Koki Maeda, Tosho Hirasawa, Atsushi Hashimoto, Jun Harashima, Leszek Rybicki, Yusuke Fukasawa, Yoshitaka Ushiku

Proceedings of The 18th European Conference on Computer Vision (ECCV 2024) · September 2024

Introducing a new vision-language dataset based on unedited overhead-view procedural cooking videos.

BibTeX

@inproceedings{maeda2024comkitchens,
  title = {COM Kitchens: An Unedited Overhead-view Procedural Videos Dataset as a Vision-Language Benchmark},
  author = {Koki Maeda and Tosho Hirasawa and Atsushi Hashimoto and Jun Harashima and Leszek Rybicki and Yusuke Fukasawa and Yoshitaka Ushiku},
  booktitle = {Proceedings of The 18th European Conference on Computer Vision (ECCV 2024)},
  year = {2024},
  address = {Milan, Italy},
  publisher = {ECCV}
}

Abstract

COM Kitchens introduces a novel vision-language dataset aimed at overcoming the limitations of current procedural video datasets, typically sourced from the web or ego-centric views.
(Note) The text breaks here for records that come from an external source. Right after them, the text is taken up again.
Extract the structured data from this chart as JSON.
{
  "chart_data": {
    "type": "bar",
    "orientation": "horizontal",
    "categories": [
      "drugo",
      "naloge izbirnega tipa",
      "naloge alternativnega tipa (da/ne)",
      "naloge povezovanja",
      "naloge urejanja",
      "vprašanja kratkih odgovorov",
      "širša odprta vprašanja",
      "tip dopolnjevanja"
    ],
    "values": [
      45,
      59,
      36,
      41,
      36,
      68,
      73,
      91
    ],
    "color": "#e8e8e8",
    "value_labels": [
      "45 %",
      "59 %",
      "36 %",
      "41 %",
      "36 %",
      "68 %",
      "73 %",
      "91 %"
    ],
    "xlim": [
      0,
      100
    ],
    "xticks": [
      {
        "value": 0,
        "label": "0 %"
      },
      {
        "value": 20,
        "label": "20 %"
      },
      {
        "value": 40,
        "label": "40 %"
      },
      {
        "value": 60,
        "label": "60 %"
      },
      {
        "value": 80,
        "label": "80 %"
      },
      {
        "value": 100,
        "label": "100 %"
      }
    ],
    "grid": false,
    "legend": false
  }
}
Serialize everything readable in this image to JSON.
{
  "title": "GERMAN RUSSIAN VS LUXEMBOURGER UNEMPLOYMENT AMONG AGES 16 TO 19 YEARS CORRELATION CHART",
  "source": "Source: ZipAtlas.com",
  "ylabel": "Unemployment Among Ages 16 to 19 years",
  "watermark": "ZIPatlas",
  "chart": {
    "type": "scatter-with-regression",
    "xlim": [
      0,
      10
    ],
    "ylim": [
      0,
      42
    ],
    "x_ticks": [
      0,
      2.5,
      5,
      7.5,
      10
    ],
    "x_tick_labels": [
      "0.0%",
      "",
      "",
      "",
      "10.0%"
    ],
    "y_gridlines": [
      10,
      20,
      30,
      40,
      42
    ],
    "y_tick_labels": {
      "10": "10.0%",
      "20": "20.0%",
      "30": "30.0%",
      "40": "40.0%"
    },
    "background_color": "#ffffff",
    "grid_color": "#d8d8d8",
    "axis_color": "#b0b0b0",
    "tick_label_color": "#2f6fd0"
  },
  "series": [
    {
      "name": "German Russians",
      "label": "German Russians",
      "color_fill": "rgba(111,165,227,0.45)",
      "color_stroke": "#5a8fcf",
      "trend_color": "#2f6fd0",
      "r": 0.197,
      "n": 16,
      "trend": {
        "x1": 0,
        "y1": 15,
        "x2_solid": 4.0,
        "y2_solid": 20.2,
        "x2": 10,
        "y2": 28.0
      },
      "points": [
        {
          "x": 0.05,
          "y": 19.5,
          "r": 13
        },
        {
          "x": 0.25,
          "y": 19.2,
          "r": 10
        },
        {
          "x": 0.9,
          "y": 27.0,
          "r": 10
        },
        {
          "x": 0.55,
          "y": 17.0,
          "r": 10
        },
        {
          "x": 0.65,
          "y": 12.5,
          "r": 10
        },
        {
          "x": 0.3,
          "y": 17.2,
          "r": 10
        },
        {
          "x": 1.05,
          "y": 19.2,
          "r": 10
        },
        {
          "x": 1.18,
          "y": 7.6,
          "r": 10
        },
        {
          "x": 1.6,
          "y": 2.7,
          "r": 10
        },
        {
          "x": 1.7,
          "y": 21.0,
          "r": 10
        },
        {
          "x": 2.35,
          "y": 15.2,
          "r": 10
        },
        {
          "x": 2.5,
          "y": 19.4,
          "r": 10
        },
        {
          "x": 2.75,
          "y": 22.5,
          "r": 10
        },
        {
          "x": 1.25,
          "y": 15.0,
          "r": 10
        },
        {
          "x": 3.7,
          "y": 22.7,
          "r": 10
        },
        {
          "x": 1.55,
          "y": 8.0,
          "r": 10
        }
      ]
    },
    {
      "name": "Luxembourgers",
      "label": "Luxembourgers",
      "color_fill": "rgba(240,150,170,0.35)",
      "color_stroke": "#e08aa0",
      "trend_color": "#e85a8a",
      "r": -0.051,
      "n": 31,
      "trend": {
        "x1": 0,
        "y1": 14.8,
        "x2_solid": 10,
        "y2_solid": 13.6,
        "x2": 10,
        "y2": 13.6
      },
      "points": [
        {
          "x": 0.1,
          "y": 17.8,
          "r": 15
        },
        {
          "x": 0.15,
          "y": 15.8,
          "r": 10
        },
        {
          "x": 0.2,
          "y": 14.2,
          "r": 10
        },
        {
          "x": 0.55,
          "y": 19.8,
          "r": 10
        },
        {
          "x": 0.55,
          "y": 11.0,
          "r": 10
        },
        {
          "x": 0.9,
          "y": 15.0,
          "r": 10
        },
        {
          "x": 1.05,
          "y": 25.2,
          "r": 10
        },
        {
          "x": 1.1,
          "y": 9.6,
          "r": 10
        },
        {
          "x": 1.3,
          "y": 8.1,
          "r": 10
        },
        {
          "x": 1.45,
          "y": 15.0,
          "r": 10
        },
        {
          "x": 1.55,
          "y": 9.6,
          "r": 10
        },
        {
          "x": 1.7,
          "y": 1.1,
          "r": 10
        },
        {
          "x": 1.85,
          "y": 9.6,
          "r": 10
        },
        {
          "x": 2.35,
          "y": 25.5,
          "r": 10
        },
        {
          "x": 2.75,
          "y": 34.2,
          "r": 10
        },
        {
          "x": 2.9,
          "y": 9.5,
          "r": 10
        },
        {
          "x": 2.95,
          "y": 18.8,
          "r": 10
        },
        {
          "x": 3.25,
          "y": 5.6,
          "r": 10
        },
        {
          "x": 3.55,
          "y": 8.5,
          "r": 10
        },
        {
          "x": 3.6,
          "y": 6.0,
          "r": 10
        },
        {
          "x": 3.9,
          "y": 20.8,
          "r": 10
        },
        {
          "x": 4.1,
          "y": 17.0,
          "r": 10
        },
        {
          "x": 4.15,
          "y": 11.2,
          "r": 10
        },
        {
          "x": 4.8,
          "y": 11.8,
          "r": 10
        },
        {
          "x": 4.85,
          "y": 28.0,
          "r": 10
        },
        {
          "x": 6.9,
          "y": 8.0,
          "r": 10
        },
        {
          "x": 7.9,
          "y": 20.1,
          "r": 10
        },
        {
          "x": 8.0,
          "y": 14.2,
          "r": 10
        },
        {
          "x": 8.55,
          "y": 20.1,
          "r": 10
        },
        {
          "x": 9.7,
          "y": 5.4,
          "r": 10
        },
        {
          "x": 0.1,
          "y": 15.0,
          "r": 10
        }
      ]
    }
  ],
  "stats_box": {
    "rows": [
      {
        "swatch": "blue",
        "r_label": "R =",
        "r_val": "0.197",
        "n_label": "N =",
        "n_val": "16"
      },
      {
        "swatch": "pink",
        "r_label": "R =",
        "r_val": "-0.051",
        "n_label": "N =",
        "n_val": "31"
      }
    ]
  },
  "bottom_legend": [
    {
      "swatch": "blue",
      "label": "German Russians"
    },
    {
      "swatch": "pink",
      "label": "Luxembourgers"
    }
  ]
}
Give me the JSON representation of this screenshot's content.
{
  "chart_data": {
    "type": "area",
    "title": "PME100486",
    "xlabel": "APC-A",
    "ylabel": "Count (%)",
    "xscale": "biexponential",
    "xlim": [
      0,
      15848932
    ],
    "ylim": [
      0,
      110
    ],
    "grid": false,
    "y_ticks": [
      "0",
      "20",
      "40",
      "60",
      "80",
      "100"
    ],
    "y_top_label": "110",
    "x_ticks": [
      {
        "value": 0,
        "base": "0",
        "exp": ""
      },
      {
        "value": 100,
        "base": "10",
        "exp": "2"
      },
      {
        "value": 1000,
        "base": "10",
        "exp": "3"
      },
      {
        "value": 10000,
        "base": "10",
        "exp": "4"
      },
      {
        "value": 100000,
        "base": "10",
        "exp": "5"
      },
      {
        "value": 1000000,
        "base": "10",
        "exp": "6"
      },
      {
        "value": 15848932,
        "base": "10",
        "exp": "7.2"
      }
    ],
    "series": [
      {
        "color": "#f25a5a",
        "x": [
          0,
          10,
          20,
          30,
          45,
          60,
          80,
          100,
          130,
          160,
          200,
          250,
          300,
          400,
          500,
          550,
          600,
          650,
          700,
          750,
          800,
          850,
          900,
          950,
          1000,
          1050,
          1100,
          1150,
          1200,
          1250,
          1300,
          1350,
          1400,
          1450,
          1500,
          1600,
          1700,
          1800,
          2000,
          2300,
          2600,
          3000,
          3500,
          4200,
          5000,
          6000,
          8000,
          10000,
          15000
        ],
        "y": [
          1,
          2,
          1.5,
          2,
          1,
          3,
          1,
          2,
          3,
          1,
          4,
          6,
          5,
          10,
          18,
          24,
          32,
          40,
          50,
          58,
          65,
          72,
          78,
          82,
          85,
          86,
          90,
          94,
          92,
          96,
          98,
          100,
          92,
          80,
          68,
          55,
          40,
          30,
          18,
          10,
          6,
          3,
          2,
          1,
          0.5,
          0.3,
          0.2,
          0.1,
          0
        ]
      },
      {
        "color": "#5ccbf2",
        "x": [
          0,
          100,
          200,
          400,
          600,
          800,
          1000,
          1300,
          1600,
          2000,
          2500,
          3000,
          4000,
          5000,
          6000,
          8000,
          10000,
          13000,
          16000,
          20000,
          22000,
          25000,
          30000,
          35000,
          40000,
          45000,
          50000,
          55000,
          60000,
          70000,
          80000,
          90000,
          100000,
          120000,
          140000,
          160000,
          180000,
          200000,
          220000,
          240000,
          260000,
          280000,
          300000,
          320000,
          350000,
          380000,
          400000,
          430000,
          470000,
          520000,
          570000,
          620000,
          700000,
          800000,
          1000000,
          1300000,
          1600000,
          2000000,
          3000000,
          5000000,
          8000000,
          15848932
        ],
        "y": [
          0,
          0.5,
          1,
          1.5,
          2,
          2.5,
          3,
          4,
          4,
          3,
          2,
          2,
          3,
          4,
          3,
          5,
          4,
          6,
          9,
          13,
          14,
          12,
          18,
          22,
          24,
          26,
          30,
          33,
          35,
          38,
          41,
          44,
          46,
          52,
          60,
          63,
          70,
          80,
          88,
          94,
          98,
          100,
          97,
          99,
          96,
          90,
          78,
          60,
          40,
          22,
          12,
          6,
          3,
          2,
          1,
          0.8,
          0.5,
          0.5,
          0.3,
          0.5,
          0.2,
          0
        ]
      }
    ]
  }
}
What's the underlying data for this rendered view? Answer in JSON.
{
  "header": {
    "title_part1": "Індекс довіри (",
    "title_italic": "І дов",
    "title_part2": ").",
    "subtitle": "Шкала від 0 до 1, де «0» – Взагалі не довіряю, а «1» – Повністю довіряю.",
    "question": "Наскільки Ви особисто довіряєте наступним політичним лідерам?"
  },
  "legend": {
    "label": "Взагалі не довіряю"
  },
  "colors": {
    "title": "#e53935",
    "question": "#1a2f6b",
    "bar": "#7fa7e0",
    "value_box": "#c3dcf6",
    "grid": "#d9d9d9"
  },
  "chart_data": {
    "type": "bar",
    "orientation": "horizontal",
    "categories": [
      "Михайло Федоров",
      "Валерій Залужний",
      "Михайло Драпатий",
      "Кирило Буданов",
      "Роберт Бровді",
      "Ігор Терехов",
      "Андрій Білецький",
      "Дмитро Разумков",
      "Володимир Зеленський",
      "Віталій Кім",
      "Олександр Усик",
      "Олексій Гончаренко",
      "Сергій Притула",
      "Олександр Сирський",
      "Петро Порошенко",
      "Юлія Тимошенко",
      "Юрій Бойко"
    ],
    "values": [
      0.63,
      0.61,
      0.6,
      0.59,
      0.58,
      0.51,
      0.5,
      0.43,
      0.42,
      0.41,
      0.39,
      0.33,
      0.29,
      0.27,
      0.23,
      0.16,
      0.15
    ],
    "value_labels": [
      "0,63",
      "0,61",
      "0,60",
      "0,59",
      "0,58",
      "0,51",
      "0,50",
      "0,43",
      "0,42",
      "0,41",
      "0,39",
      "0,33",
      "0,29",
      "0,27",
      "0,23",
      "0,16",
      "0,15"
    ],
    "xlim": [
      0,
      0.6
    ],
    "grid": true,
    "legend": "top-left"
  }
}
The dataset comprises unedited, overhead-view cooking videos captured using modern smartphones, providing environmental diversity and detailed annotations. We introduce two novel vision-language tasks: Online Recipe Retrieval (OnRR) and Dense Video Captioning on unedited Overhead-View videos (DVC-OV). Our benchmarks demonstrate the dataset’s capacity to highlight limitations in existing models, thus paving the way for future research.